When Peabody shoved up, rushed around the table, pushed the photo in Parsens’s face, Eve just sat back, let her ride.

Go, Peabody, she thought.

“Get away from me!” Ella-Loo shrieked it. “Don’t touch me. You’re not allowed to put hands on me.”

“I’m allowed to do whatever the hell I want to sick, psychopathic sluts.”

“Are not! Darryl! Get her off me! I’ll tell!”
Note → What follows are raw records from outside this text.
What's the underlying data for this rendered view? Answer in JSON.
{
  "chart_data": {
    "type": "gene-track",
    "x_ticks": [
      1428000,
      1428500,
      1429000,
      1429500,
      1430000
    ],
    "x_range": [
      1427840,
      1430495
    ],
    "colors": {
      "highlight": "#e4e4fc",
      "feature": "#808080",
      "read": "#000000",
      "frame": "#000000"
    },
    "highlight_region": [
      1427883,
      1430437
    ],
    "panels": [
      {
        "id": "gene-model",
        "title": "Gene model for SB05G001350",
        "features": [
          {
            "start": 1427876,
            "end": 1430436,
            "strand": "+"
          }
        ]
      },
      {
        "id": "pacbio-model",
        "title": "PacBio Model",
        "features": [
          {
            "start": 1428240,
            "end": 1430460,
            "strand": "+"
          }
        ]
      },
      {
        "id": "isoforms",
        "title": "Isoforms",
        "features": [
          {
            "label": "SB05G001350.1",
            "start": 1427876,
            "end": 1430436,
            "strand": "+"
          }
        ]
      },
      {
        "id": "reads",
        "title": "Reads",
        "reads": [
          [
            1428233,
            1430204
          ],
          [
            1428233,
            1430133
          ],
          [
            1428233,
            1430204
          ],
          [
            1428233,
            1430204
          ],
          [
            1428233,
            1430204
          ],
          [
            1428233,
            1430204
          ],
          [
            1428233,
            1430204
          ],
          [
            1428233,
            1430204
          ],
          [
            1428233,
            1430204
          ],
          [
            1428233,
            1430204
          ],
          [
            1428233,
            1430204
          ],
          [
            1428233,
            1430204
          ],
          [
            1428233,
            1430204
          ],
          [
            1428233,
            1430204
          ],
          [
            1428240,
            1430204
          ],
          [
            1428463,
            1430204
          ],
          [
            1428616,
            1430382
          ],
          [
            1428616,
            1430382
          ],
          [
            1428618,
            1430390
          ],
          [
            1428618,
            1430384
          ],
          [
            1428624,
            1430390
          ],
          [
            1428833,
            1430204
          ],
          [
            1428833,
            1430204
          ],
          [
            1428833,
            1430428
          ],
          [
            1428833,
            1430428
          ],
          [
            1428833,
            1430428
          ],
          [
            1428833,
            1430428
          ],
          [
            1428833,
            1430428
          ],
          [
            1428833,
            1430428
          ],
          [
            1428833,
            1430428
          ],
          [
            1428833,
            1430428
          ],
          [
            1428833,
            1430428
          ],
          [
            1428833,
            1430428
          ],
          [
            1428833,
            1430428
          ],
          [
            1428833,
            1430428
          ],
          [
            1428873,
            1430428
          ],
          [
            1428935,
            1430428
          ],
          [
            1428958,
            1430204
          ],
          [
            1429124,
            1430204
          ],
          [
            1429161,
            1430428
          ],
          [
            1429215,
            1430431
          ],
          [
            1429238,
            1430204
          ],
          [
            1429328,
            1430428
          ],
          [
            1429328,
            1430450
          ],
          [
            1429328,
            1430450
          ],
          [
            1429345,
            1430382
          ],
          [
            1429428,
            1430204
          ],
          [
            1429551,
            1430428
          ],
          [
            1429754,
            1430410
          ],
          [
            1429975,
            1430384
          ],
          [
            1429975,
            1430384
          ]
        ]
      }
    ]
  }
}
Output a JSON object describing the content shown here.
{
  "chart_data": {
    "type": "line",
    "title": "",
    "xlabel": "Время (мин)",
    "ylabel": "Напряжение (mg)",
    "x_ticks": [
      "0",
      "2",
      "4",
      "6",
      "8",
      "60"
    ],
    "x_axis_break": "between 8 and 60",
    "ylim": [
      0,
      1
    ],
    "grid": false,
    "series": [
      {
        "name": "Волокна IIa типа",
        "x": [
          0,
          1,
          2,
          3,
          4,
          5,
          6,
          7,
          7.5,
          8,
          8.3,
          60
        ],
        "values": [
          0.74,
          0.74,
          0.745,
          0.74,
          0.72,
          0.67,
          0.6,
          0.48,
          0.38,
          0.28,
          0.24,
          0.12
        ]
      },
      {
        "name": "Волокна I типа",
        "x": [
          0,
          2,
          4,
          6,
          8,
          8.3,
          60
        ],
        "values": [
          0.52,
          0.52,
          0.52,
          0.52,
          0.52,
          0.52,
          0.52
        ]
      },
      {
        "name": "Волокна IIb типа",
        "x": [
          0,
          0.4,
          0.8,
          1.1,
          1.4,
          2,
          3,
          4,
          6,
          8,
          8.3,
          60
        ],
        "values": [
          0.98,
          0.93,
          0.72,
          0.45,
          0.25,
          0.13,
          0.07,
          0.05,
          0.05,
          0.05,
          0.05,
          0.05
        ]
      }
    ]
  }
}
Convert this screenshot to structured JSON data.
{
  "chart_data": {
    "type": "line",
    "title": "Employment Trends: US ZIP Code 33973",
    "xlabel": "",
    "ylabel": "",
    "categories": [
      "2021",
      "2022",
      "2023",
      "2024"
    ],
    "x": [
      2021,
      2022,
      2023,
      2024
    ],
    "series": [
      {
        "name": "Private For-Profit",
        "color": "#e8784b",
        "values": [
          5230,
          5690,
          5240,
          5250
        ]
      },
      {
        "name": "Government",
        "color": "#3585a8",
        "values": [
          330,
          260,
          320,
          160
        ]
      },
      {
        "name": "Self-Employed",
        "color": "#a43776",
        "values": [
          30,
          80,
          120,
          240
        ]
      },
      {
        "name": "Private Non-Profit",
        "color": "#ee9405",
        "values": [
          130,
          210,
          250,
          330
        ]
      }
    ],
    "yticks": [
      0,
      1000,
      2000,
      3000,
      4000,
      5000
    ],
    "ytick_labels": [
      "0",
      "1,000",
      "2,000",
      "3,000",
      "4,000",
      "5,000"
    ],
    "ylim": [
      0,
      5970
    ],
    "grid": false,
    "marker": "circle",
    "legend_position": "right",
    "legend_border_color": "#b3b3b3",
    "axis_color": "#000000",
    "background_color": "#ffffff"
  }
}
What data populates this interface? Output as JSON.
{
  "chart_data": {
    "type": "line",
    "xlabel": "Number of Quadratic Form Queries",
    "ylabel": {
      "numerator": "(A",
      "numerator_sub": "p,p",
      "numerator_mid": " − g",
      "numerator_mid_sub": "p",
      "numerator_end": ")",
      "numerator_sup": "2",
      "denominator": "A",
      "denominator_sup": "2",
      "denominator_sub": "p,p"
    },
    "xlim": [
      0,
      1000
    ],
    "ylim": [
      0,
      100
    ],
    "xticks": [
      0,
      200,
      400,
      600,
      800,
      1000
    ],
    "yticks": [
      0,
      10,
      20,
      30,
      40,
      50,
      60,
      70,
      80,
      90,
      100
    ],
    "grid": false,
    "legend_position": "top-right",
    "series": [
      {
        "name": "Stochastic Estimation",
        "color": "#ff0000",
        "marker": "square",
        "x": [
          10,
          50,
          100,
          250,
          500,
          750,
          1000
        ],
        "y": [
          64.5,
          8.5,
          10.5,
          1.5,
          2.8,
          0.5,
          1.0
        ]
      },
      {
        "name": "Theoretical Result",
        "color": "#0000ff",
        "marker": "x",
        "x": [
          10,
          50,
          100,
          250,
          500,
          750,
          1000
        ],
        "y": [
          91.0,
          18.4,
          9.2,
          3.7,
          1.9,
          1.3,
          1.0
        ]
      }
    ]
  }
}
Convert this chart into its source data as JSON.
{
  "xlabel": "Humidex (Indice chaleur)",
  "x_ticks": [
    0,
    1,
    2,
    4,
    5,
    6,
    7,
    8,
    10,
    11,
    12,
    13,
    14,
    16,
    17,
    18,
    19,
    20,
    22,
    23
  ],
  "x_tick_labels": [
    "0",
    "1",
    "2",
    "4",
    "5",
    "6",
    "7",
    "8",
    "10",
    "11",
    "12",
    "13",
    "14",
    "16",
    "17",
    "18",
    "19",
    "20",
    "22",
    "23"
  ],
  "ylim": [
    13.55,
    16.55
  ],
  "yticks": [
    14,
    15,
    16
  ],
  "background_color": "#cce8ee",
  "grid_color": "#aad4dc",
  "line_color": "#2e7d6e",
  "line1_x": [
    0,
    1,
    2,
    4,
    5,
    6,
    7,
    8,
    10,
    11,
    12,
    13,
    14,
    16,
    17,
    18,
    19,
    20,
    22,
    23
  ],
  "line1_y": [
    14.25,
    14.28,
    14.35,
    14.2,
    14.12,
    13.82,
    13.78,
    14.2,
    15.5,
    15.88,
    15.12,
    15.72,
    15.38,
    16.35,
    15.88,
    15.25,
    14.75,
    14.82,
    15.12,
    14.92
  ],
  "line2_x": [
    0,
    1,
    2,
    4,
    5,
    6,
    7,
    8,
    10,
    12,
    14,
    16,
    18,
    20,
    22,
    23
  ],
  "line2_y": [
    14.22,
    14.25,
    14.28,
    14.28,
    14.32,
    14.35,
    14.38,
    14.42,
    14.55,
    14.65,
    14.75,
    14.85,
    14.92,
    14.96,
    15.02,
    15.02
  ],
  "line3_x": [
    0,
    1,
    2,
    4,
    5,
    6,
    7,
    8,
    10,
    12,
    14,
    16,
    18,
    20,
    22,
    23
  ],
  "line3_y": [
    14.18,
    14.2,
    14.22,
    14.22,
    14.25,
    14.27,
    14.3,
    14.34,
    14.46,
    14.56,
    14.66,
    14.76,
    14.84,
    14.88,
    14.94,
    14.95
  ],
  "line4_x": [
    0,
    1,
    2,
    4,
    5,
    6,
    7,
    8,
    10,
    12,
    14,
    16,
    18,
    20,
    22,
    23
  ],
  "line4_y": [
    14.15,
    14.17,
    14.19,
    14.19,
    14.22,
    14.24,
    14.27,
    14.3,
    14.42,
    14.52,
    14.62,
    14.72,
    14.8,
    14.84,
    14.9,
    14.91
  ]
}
“Tell who?” Eve wondered. “Who’s going to believe you over cops? And things happen to recordings all the time. Glitchy equipment. How about we unlock her restraints, Peabody? You can do what you did to the last one. I’ve got your back.”

Peabody bared her teeth; her eyes glittered. “Let’s go.”

When Eve started to rise, Ella-Loo tried to hunch into a ball. “You can’t, you can’t. He attacked me, that’s what happened. Darryl was just protecting me. That guy there, that guy he was trying to rape me, so Darryl protected me. It was self-defense.”

“And somehow in this self-defense, Samuel Zed lost all his fingers.”

“We… we were afraid. We were afraid we’d get in trouble, so we dropped him in the water.”

She kept herself hunched, shot hate-filled looks at Peabody.

“We needed a place to stay, so we went to where he lived. That’s all we did. He was raping me, and Darryl stopped him. Darryl’s a hero.”

“Clearly. Where were you when this alleged attempted rape occurred?” Eve asked.

“I don’t know. We just got to New York City. It was dark. We were having a drink somewhere, and I just went outside for a minute, and this guy grabbed me and started tearing my clothes, and Darryl came out and stopped him.”

“Outside some bar, at night, in single-digit temperatures, some guy grabs you and tears at your clothes.”

“That’s what happened. Self-defense.”

“Nobody noticed the attempted rape, the self-defense that resulted in a dead body. And somehow you still had time to dig out the dead man’s identification, had time to transport said dead body – in the van you stole.”

Confusion flickered over her face. “I – we – nobody wanted to help us. Nobody. We didn’t steal nothing.”